Don't Use Return in Scala?

You need to explain #3 more. The transformation is usually far deeper than just “creating multiple functions”. You have to rework all your type signatures, intermediate data structures, and higher-order methods, too.

Also, unrolling complex logic into a huge chain of single-use methods with ever-larger numbers of parameters (as various steps are validated) is something I’d consider a code smell, not an improvement, in most cases.

I was peaking more to breaking up the implementation. The public functions need not change their contracts. Sometimes the new functions will be valuable in their own right. Some only to the trait hierarchy, some is just grunge implementation. The last mark as private[this].

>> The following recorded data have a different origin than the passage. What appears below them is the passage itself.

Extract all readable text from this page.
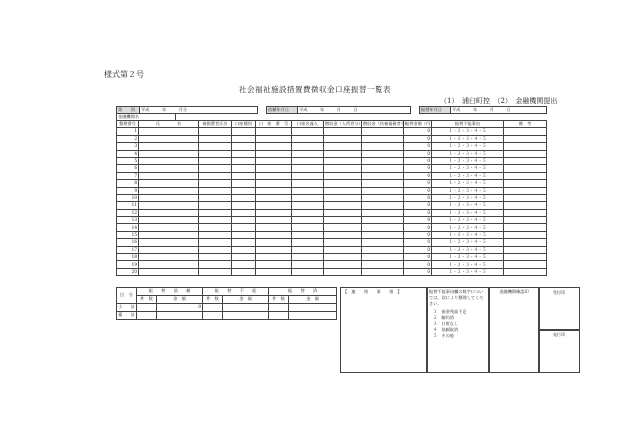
様式第２号
社会福祉施設措置費徴収金口座振替一覧表
（1）　浦臼町控　（2）　金融機関提出
第　　別	平成　　　年　　　月分		依頼年月日	平成　　　年　　　月　　　日		振替年月日	平成　　　年　　　月　　　日
金融機関名
整理番号	氏　　　　名	被措置者氏名	口座種別	口　座　番　号	口座名義人	徴収金（入所者分）	徴収金（扶養義務者分）	振替金額（円）	振替不能事由	備　考
1								0	１・２・３・４・５	
2								0	１・２・３・４・５	
3								0	１・２・３・４・５	
4								0	１・２・３・４・５	
5								0	１・２・３・４・５	
6								0	１・２・３・４・５	
7								0	１・２・３・４・５	
8								0	１・２・３・４・５	
9								0	１・２・３・４・５	
10								0	１・２・３・４・５	
11								0	１・２・３・４・５	
12								0	１・２・３・４・５	
13								0	１・２・３・４・５	
14								0	１・２・３・４・５	
15								0	１・２・３・４・５	
16								0	１・２・３・４・５	
17								0	１・２・３・４・５	
18								0	１・２・３・４・５	
19								0	１・２・３・４・５	
20								0	１・２・３・４・５	
区　分	振　　替　　依　　頼		振　　替　　不　　能		振　　替　　済	
	件　数	金　額	件　数	金　額	件　数	金　額
小　　計		0				
累　　計						
【　連　　絡　　事　　項　】	振替不能事由欄の数字については、次により整理してください。
１　預金残高不足
２　解約済
３　口座なし
４　依頼取消
５　その他
金融機関確認印	受付印
発行印
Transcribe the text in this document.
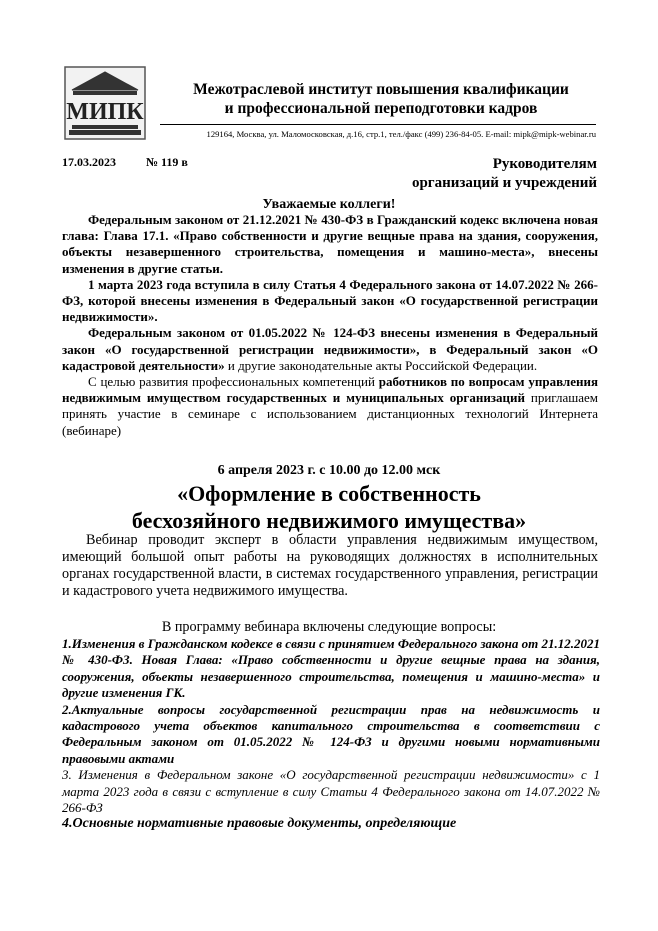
МИПК
Межотраслевой институт повышения квалификации
и профессиональной переподготовки кадров
129164, Москва, ул. Маломосковская, д.16, стр.1, тел./факс (499) 236-84-05. E-mail: mipk@mipk-webinar.ru
17.03.2023	№ 119 в	Руководителям
организаций и учреждений
Уважаемые коллеги!

Федеральным законом от 21.12.2021 № 430-ФЗ в Гражданский кодекс включена новая глава: Глава 17.1. «Право собственности и другие вещные права на здания, сооружения, объекты незавершенного строительства, помещения и машино-места», внесены изменения в другие статьи.

1 марта 2023 года вступила в силу Статья 4 Федерального закона от 14.07.2022 № 266-ФЗ, которой внесены изменения в Федеральный закон «О государственной регистрации недвижимости».

Федеральным законом от 01.05.2022 № 124-ФЗ внесены изменения в Федеральный закон «О государственной регистрации недвижимости», в Федеральный закон «О кадастровой деятельности» и другие законодательные акты Российской Федерации.

С целью развития профессиональных компетенций работников по вопросам управления недвижимым имуществом государственных и муниципальных организаций приглашаем принять участие в семинаре с использованием дистанционных технологий Интернета (вебинаре)

6 апреля 2023 г. с 10.00 до 12.00 мск
«Оформление в собственность
бесхозяйного недвижимого имущества»

Вебинар проводит эксперт в области управления недвижимым имуществом, имеющий большой опыт работы на руководящих должностях в исполнительных органах государственной власти, в системах государственного управления, регистрации и кадастрового учета недвижимого имущества.

В программу вебинара включены следующие вопросы:

1.Изменения в Гражданском кодексе в связи с принятием Федерального закона от 21.12.2021 № 430-ФЗ. Новая Глава: «Право собственности и другие вещные права на здания, сооружения, объекты незавершенного строительства, помещения и машино-места» и другие изменения ГК.

2.Актуальные вопросы государственной регистрации прав на недвижимость и кадастрового учета объектов капитального строительства в соответствии с Федеральным законом от 01.05.2022 № 124-ФЗ и другими новыми нормативными правовыми актами

3. Изменения в Федеральном законе «О государственной регистрации недвижимости» с 1 марта 2023 года в связи с вступление в силу Статьи 4 Федерального закона от 14.07.2022 № 266-ФЗ

4.Основные нормативные правовые документы, определяющие
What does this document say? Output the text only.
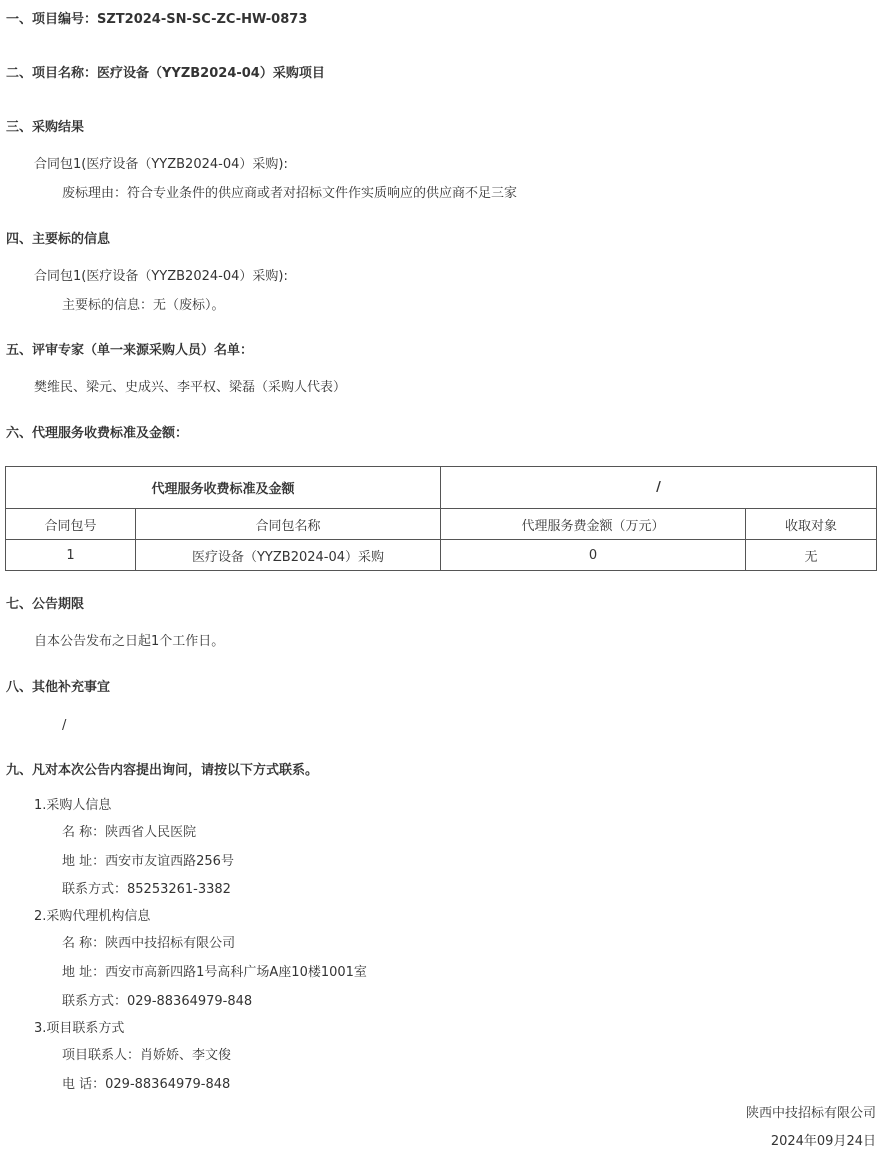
一、项目编号：SZT2024-SN-SC-ZC-HW-0873
二、项目名称：医疗设备（YYZB2024-04）采购项目
三、采购结果
合同包1(医疗设备（YYZB2024-04）采购):
废标理由：符合专业条件的供应商或者对招标文件作实质响应的供应商不足三家
四、主要标的信息
合同包1(医疗设备（YYZB2024-04）采购):
主要标的信息：无（废标）。
五、评审专家（单一来源采购人员）名单：
樊维民、梁元、史成兴、李平权、梁磊（采购人代表）
六、代理服务收费标准及金额：
代理服务收费标准及金额		/	
合同包号	合同包名称	代理服务费金额（万元）	收取对象
1	医疗设备（YYZB2024-04）采购	0	无
七、公告期限
自本公告发布之日起1个工作日。
八、其他补充事宜
/
九、凡对本次公告内容提出询问，请按以下方式联系。
1.采购人信息
名 称：陕西省人民医院
地 址：西安市友谊西路256号
联系方式：85253261-3382
2.采购代理机构信息
名 称：陕西中技招标有限公司
地 址：西安市高新四路1号高科广场A座10楼1001室
联系方式：029-88364979-848
3.项目联系方式
项目联系人：肖娇娇、李文俊
电 话：029-88364979-848
陕西中技招标有限公司
2024年09月24日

The implementation isn’t any more complex for using multiple functions. It usually is more understandable. It also helps one reframe the method into true functions. A valuable learning too, even if you go back and merge the code. While one cant really do functional programming in Visual Basic, this exercise will give many functional programming style benefits. The exercise usually reduces code size by bunches. Half or a quarter LOC is pretty common. I had my smalltalk and java programmers do this, and they became much better developers.

Again, even if you roll it back afterwards, you still will have better code. Leaving it unrolled usually makes testing very simple. Every method does one thing. It almost always help understand what went wrong enough that the coded needed a return in the middle of it. It needn’t cause any changes to public contracts, though some times it discovers a valuable behavior to add to the contract. That’s essentially how we ended up with map, fold and other iconic FP behaviors.